Ph.D. Program in Computer Science, The Graduate Center, The City University of New York, New York, NY 10016, USA.
Department of Computer Science, Hunter College, The City University of New York, New York, NY 10065, USA.
Bioinformatics. 2022 Apr 28;38(9):2561-2570. doi: 10.1093/bioinformatics/btac154.
Drug discovery has witnessed intensive exploration of predictive modeling of drug-target physical interactions over two decades. However, a critical knowledge gap needs to be filled for correlating drug-target interactions with clinical outcomes: predicting genome-wide receptor activities or function selectivity, especially agonist versus antagonist, induced by novel chemicals. Two major obstacles compound the difficulty on this task: known data of receptor activity is far too scarce to train a robust model in light of genome-scale applications, and real-world applications need to deploy a model on data from various shifted distributions.
To address these challenges, we have developed an end-to-end deep learning framework, DeepREAL, for multi-scale modeling of genome-wide ligand-induced receptor activities. DeepREAL utilizes self-supervised learning on tens of millions of protein sequences and pre-trained binary interaction classification to solve the data distribution shift and data scarcity problems. Extensive benchmark studies on G-protein coupled receptors (GPCRs), which simulate real-world scenarios, demonstrate that DeepREAL achieves state-of-the-art performances in out-of-distribution settings. DeepREAL can be extended to other gene families beyond GPCRs.
All data used are downloaded from Pfam (Mistry et al., 2020), GLASS (Chan et al., 2015) and IUPHAR/BPS and the data from reference (Sakamuru et al., 2021). Readers are directed to their official website for original data. Code is available on GitHub https://github.com/XieResearchGroup/DeepREAL.
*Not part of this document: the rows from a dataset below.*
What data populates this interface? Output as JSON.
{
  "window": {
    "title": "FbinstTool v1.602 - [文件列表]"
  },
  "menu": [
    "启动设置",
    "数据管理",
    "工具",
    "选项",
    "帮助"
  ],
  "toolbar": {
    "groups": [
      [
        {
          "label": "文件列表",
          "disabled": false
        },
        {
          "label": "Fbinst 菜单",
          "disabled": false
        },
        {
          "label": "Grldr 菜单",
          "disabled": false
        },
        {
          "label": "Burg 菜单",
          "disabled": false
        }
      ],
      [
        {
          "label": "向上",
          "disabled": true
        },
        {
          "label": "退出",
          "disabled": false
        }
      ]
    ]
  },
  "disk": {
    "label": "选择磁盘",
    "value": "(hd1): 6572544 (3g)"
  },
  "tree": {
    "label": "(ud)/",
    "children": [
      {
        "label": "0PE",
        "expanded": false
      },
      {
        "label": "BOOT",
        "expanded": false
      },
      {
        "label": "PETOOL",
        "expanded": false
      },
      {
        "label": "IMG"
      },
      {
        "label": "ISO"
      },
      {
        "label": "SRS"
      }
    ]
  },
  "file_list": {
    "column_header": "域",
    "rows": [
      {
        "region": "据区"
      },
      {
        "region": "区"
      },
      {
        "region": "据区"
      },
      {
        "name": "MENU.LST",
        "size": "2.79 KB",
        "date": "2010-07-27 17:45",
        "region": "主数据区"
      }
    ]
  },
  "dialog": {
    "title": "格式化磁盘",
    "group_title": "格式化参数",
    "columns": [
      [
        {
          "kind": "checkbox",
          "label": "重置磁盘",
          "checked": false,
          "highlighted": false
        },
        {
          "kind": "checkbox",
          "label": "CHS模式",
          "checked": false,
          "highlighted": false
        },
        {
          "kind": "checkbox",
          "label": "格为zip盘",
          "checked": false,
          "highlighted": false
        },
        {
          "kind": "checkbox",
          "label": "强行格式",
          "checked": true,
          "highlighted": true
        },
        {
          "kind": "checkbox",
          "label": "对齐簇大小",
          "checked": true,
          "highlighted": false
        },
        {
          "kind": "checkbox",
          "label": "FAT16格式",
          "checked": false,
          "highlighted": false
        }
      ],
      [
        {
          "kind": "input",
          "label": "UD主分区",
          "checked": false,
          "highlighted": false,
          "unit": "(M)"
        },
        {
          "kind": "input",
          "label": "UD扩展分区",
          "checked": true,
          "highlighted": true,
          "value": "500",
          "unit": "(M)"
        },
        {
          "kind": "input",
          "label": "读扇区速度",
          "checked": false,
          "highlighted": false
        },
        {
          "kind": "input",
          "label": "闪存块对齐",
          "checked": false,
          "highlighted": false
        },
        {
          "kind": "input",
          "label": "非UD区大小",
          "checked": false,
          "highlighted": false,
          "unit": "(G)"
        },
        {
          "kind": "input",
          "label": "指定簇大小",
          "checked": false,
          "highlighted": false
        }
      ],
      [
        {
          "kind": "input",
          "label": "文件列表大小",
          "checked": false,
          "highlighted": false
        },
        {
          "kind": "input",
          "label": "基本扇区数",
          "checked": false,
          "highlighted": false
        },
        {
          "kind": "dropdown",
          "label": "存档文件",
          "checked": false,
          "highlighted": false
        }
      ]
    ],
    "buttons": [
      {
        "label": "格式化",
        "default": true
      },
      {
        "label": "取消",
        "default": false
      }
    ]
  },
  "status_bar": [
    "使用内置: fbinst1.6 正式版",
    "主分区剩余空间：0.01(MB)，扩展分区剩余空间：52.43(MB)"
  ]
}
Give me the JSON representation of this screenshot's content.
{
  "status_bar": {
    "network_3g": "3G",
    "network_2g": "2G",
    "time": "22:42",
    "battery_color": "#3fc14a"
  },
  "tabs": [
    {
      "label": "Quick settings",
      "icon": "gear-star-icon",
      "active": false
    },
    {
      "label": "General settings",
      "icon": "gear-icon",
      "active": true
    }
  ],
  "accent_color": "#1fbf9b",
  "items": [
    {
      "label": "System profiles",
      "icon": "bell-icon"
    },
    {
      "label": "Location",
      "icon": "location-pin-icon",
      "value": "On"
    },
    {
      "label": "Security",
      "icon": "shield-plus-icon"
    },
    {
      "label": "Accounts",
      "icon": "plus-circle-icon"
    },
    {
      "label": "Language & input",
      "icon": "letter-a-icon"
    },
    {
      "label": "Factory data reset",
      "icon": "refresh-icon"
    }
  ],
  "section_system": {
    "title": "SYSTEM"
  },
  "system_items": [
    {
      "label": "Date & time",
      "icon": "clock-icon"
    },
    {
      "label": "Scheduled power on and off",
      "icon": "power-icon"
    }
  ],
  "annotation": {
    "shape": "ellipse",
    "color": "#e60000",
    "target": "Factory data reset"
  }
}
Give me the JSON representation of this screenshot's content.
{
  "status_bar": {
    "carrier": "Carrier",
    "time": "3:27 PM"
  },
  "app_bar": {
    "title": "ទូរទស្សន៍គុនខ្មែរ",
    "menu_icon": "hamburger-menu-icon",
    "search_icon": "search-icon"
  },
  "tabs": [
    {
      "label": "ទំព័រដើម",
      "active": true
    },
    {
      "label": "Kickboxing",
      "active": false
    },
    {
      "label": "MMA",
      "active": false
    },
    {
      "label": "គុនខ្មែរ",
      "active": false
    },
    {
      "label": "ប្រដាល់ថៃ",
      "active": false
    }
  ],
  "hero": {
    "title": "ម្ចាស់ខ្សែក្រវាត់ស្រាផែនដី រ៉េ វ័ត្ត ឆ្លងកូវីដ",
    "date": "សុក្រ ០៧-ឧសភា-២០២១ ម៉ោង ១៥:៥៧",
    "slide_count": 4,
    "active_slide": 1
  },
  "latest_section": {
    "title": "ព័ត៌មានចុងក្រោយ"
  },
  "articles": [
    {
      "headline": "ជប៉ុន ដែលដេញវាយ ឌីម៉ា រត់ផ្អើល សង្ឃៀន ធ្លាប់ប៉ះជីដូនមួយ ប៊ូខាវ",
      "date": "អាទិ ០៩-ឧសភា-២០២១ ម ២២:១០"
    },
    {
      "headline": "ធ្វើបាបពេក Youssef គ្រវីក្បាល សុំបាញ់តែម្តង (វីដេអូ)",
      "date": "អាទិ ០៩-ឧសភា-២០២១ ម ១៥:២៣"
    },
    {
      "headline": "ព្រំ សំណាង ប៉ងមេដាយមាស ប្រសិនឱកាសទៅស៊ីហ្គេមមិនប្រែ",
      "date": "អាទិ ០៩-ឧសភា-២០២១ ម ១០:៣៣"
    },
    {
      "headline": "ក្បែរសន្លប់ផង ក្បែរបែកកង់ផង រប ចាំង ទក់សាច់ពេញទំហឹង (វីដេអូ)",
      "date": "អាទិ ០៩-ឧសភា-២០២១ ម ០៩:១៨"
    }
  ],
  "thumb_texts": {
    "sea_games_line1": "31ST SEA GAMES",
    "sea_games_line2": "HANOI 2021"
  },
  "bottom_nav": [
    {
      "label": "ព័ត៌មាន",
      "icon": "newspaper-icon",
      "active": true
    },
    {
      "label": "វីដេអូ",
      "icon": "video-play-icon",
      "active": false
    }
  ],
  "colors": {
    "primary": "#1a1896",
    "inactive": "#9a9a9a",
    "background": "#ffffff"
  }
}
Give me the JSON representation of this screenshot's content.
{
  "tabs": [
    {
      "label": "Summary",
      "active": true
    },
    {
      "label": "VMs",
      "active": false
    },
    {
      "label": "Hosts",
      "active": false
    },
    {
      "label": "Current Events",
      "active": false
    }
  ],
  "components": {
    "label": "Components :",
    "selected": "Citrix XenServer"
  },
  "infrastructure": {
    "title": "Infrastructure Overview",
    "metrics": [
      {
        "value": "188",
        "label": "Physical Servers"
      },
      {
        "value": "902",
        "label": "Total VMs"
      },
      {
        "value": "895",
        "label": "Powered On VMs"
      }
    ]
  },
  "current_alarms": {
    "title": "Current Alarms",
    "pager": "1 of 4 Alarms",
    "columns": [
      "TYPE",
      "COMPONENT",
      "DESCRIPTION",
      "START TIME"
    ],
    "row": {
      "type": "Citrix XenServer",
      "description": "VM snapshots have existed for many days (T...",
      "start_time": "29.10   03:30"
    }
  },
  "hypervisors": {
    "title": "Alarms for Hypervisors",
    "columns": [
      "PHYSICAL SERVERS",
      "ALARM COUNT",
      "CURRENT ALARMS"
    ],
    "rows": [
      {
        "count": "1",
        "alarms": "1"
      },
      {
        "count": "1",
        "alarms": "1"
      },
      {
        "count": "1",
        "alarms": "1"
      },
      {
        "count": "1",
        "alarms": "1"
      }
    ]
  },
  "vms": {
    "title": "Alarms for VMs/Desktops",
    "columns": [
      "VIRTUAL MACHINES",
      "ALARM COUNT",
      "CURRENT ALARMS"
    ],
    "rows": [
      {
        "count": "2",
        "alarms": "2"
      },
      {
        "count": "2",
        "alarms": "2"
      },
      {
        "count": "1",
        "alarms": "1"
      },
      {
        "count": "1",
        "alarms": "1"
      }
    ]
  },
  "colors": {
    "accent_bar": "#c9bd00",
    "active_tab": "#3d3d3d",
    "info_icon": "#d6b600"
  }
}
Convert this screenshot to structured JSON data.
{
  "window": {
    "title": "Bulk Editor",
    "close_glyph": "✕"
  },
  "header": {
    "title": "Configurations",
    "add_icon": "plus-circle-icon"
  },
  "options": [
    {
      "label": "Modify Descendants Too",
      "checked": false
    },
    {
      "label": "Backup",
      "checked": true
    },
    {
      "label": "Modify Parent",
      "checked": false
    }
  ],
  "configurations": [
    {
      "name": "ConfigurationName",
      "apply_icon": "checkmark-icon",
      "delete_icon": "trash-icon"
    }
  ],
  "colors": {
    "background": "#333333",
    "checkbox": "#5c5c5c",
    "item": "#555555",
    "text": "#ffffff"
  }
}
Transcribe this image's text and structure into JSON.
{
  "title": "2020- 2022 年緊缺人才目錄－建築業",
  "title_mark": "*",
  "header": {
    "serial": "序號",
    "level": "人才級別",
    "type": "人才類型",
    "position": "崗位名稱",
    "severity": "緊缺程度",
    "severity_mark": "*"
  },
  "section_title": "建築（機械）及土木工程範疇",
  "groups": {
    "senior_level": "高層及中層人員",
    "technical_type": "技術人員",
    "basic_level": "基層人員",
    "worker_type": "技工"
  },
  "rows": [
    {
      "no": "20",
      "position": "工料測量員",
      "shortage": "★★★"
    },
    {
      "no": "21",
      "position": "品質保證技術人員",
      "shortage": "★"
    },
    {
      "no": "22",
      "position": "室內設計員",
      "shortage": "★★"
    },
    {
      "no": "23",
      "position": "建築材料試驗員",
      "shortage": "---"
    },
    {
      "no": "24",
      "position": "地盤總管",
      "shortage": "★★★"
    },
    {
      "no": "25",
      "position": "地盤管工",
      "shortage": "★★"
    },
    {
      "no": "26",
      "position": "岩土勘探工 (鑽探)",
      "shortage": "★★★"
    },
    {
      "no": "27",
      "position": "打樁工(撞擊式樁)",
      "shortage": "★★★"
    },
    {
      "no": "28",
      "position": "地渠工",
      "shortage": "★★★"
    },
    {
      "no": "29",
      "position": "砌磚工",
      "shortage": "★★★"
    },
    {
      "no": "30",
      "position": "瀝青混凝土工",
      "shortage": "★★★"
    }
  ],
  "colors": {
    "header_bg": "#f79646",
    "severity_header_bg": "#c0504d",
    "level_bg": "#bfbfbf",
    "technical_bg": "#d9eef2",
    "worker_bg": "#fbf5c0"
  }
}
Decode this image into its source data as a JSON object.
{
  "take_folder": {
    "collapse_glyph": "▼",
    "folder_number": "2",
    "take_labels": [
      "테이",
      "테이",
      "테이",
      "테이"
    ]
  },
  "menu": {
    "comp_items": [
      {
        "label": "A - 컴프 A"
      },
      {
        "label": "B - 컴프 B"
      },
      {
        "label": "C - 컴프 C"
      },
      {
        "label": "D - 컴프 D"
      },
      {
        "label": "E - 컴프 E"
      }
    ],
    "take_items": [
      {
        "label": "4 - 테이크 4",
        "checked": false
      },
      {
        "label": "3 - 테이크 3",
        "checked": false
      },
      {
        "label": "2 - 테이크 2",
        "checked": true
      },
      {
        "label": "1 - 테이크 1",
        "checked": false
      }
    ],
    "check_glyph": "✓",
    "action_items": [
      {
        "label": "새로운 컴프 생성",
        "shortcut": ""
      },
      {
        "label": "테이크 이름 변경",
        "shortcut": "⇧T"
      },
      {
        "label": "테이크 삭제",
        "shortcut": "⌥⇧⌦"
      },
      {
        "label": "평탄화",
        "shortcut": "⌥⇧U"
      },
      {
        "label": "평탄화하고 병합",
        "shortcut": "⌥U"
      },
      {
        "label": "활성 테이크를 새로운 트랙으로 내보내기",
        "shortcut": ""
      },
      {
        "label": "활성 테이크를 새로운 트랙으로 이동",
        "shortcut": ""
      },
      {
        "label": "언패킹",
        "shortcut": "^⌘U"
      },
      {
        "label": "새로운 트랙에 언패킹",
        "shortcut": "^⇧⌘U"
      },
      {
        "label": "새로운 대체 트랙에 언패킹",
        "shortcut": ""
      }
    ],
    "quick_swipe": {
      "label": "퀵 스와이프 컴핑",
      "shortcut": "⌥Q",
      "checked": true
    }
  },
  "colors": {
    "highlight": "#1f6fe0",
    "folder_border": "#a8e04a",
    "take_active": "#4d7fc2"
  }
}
Supplementary data are available at Bioinformatics online.
在过去的二十年中,药物发现领域已经对药物-靶标物理相互作用的预测模型进行了深入的探索。然而,在将药物-靶标相互作用与临床结果相关联方面,仍存在一个关键的知识空白需要填补:预测新型化学物质引起的全基因组受体活性或功能选择性,特别是激动剂与拮抗剂。这项任务面临两个主要障碍:鉴于基因组规模的应用,受体活性的已知数据非常稀缺,以至于无法训练出稳健的模型;实际应用需要在来自各种偏移分布的数据上部署模型。
为了解决这些挑战,我们开发了一个端到端的深度学习框架 DeepREAL,用于全基因组配体诱导的受体活性的多尺度建模。DeepREAL 利用数亿个蛋白质序列的自我监督学习和预先训练的二进制相互作用分类来解决数据分布偏移和数据稀缺的问题。在 G 蛋白偶联受体 (GPCR) 上进行的广泛基准研究,模拟了真实场景,表明 DeepREAL 在分布外设置中达到了最先进的性能。DeepREAL 可以扩展到 GPCR 以外的其他基因家族。
所有使用的数据均从 Pfam (Mistry 等人,2020)、GLASS (Chan 等人,2015) 和 IUPHAR/BPS 以及参考文献 (Sakamuru 等人,2021) 下载。读者可前往其官方网站获取原始数据。代码可在 GitHub 上获得 https://github.com/XieResearchGroup/DeepREAL。
补充数据可在生物信息学在线获得。